CitationDownload as .RIS
Emerald Group Publishing Limited
Copyright © 2004, Emerald Group Publishing Limited
The start of a new year means new resolutions and someone reading this editorial may have made a resolution to improve the service that their library or information service offers to its customers. They may even be inspired to measure the service they offer currently. Performance measurement needs a commitment to the process, confidence in the vision and an obligation to use the resulting data to good effect. The work that we do in this area must be seen to be beneficial and to lead to change and improvement.
Tony Blair’s Government in the UK has been much too committed to targets and metrics. Now two years into their second term they are disturbed at not quite having achieved the goals they were aiming for: children out of poverty, numbers of children achieving good results in final school examinations, waiting times to get appointments in hospitals… They are conscious that having set themselves such specific and visible targets the voters will easily see where they have failed.
This reminded me of Roswitha Poll’s brilliant and funny paper at the 2nd International Conference on Performance Measurement in Libraries and Information Services in 1997: “The house that Jack built: the consequences of measuring”. She told us that the consequences of writing or speaking about performance measurement “will force you to act as such – everybody will suppose your library lives up to those high standards that you preach. They will ask for details and statistics and come on a pilgrimage to see the well managed library”. In the article she describes the small steps that lead you imperceptibly into the process. Often, the first activity people want to know more about is the length of time it takes to process a book. She describes how, once you find out how long this takes in your service, you should not tell anyone – otherwise they will realise what difficulty this length of time causes them, and that they always need the book more quickly than you can supply it. You will then have to do something to quicken the process, and then undertake the measurement again in order to see if there is any improvement. Thus, inadvertently you have embarked on the process of continuous improvement. Gradually you will find that you have to undertake a user satisfaction survey to find out what your users think about the book processing time, which leads to a staff satisfaction survey and then to cost analysis, so you have to bench mark to see how you compare with others. Of course, you have to report all of this to a committee, which leads them to revise your goals and then you will have to evaluate the whole of your service.

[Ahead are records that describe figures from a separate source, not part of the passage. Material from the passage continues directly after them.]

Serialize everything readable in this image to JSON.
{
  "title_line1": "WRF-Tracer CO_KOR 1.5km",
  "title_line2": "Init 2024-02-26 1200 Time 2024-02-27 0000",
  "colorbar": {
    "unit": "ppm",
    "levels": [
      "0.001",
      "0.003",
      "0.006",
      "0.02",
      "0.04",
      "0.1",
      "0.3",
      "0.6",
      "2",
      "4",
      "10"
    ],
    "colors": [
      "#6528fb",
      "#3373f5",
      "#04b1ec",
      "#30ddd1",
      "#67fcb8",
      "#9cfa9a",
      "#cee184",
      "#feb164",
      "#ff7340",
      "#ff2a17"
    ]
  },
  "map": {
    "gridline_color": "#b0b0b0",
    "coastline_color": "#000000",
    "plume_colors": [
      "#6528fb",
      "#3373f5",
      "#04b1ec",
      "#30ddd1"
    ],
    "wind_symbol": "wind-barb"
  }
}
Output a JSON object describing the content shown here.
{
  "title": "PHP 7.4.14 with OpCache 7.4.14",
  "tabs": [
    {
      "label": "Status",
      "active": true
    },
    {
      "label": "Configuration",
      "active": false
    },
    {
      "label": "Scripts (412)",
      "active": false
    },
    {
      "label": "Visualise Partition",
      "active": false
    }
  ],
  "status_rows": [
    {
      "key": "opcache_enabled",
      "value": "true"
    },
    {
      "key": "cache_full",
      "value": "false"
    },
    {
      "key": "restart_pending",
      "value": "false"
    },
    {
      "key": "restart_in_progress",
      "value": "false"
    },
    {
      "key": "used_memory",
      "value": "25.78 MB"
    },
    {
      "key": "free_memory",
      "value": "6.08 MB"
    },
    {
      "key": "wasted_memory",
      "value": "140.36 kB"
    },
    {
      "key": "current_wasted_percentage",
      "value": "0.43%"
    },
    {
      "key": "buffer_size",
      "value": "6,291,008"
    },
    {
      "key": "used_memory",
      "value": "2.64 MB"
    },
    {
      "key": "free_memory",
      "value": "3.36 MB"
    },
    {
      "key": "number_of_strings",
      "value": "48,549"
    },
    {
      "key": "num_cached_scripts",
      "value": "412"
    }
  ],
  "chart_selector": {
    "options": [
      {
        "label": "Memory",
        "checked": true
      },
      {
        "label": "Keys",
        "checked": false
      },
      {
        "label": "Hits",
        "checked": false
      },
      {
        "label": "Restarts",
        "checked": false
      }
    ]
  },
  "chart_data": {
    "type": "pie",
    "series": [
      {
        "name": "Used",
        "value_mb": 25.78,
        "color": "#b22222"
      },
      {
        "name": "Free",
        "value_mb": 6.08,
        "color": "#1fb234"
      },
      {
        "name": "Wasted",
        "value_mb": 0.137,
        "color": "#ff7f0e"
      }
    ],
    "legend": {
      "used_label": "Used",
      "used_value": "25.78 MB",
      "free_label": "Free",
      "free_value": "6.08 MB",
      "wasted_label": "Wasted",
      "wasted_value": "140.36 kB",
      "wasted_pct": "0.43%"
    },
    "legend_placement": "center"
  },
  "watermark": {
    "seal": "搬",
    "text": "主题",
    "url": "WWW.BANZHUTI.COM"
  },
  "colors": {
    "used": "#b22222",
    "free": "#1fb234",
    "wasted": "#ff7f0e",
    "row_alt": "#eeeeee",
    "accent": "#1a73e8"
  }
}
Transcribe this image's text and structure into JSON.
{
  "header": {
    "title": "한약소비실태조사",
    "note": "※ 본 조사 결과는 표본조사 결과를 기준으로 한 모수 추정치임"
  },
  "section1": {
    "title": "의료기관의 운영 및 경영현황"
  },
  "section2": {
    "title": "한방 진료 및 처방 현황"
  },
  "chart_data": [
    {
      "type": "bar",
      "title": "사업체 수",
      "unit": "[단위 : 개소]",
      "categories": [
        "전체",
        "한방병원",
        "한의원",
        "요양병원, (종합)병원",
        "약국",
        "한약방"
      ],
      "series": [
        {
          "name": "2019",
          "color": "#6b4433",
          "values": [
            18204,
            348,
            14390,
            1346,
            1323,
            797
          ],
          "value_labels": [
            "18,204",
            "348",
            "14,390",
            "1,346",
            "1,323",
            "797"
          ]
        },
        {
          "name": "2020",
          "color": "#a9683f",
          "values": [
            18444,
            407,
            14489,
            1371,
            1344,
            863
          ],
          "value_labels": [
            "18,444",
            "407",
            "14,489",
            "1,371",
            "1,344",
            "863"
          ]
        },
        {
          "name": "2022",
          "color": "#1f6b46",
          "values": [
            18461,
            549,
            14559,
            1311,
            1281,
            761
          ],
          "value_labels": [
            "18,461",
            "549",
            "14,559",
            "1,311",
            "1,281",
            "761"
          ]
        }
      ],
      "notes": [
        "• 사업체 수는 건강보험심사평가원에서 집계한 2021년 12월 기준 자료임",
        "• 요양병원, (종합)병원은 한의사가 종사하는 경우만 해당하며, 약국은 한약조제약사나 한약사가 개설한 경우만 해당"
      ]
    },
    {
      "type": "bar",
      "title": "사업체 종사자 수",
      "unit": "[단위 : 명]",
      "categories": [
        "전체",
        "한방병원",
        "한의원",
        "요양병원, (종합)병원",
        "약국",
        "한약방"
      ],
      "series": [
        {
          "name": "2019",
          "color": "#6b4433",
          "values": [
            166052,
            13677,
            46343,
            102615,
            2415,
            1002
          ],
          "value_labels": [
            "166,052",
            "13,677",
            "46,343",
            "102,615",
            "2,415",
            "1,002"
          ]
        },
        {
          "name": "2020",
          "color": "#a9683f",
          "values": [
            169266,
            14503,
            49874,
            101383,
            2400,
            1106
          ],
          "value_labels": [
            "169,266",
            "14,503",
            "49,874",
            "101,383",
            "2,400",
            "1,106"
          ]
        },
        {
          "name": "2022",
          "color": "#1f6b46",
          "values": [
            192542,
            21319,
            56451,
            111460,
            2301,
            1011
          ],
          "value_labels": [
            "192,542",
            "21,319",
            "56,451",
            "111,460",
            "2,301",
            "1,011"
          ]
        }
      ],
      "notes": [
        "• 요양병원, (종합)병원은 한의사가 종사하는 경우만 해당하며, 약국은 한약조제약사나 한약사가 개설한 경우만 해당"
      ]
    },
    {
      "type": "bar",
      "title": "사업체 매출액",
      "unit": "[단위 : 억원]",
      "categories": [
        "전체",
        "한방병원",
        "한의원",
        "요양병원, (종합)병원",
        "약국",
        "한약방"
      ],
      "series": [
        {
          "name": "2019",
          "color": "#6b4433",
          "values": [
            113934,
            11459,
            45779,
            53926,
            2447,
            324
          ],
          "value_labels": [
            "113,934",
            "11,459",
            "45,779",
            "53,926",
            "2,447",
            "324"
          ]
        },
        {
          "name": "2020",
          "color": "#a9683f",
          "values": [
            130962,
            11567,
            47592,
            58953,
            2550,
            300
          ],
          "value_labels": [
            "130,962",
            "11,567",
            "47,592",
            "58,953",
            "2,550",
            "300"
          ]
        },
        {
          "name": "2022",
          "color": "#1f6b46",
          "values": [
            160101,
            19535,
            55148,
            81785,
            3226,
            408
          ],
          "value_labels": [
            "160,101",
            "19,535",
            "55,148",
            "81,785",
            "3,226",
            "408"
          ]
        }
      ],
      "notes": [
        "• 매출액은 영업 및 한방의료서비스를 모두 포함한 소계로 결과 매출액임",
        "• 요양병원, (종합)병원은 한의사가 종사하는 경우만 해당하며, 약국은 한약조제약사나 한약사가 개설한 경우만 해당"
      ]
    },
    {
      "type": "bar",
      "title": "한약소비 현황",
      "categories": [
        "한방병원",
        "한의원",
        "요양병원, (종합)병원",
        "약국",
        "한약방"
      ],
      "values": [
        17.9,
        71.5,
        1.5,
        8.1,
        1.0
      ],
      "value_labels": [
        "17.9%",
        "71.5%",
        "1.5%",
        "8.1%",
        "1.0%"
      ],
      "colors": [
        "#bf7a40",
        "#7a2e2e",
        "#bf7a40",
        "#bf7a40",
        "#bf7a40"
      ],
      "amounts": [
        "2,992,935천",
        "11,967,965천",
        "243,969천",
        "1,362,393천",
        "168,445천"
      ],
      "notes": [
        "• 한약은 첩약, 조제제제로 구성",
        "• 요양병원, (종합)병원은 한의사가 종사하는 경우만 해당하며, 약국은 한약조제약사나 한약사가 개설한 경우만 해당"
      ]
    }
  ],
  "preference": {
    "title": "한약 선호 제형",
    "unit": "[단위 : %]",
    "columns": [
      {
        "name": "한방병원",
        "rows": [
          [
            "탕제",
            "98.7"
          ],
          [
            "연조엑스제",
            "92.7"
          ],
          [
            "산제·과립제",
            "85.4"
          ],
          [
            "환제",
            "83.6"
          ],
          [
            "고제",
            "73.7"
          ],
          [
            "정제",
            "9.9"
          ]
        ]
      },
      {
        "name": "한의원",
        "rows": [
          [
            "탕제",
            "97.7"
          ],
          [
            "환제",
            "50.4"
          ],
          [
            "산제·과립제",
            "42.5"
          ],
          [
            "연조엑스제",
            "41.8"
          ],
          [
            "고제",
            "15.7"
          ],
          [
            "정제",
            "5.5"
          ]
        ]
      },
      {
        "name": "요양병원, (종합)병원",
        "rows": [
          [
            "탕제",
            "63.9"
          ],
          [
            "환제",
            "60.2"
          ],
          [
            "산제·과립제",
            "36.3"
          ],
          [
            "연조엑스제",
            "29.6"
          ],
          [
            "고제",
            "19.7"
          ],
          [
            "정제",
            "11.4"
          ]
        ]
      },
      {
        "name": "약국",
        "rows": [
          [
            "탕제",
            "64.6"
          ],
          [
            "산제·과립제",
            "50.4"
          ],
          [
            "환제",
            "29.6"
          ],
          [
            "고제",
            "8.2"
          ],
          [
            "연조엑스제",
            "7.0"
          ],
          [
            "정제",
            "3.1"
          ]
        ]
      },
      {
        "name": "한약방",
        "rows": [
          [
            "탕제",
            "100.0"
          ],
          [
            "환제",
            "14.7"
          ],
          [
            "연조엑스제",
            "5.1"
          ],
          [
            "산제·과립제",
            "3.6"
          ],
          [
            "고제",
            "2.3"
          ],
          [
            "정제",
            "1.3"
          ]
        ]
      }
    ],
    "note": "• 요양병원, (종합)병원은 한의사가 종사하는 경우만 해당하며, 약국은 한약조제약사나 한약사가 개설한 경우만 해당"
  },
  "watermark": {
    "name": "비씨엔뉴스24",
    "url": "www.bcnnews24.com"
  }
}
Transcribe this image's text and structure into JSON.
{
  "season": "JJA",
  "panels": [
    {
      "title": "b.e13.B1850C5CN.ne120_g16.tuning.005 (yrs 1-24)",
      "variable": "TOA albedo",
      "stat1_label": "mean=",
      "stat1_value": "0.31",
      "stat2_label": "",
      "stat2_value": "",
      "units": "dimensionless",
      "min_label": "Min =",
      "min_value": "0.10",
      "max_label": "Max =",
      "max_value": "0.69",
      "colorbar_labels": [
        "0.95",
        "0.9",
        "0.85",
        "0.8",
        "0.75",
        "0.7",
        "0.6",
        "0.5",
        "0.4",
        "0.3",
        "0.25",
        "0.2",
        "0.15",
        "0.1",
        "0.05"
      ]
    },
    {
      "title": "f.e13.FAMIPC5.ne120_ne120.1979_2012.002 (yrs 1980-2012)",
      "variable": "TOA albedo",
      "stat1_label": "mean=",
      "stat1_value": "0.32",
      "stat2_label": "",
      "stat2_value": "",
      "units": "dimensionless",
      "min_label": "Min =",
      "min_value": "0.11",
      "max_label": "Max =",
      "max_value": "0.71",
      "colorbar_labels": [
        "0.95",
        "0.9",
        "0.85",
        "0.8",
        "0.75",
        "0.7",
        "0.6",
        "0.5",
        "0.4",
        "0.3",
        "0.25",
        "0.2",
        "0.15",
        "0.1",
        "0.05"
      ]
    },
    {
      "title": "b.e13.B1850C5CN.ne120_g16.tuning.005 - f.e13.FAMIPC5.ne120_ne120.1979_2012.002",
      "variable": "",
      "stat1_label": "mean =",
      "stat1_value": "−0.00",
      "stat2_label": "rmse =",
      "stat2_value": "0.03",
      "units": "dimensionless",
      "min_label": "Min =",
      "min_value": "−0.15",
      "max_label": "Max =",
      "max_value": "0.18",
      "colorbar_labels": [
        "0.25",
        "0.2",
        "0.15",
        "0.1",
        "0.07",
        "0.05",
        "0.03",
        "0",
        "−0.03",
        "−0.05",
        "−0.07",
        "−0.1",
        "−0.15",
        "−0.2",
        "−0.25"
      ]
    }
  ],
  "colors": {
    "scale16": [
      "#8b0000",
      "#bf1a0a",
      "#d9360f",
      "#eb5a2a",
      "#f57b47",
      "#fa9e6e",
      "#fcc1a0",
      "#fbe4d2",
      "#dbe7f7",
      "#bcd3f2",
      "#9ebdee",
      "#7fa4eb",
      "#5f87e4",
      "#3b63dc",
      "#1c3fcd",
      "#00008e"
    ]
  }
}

This is the slippery slope that governments embark on once they set themselves targets. Roswitha’s response was that you must remember to find an improvement somewhere. Perhaps book processing time has reduced from four to three weeks…
… just sit down and celebrate the result with the staff. Don’t remember the fact that funds were scarce and fewer books were bought: it is a thing to enjoy. And what is more: the staff has an idea how to do it still better… That is the important issue:
continued, self renewing workload is not show inspiring;
a target to reach gives impetus to try; and
measuring results can give the feeling of success.
Roswitha, who is a member of the editorial board of this journal, has been a great inspiration to all of us who have worked with her, heard her many conference papers world wide or read her wise and witty words. She will retire from running her excellent library this year. Perhaps Mr Blair could use her services.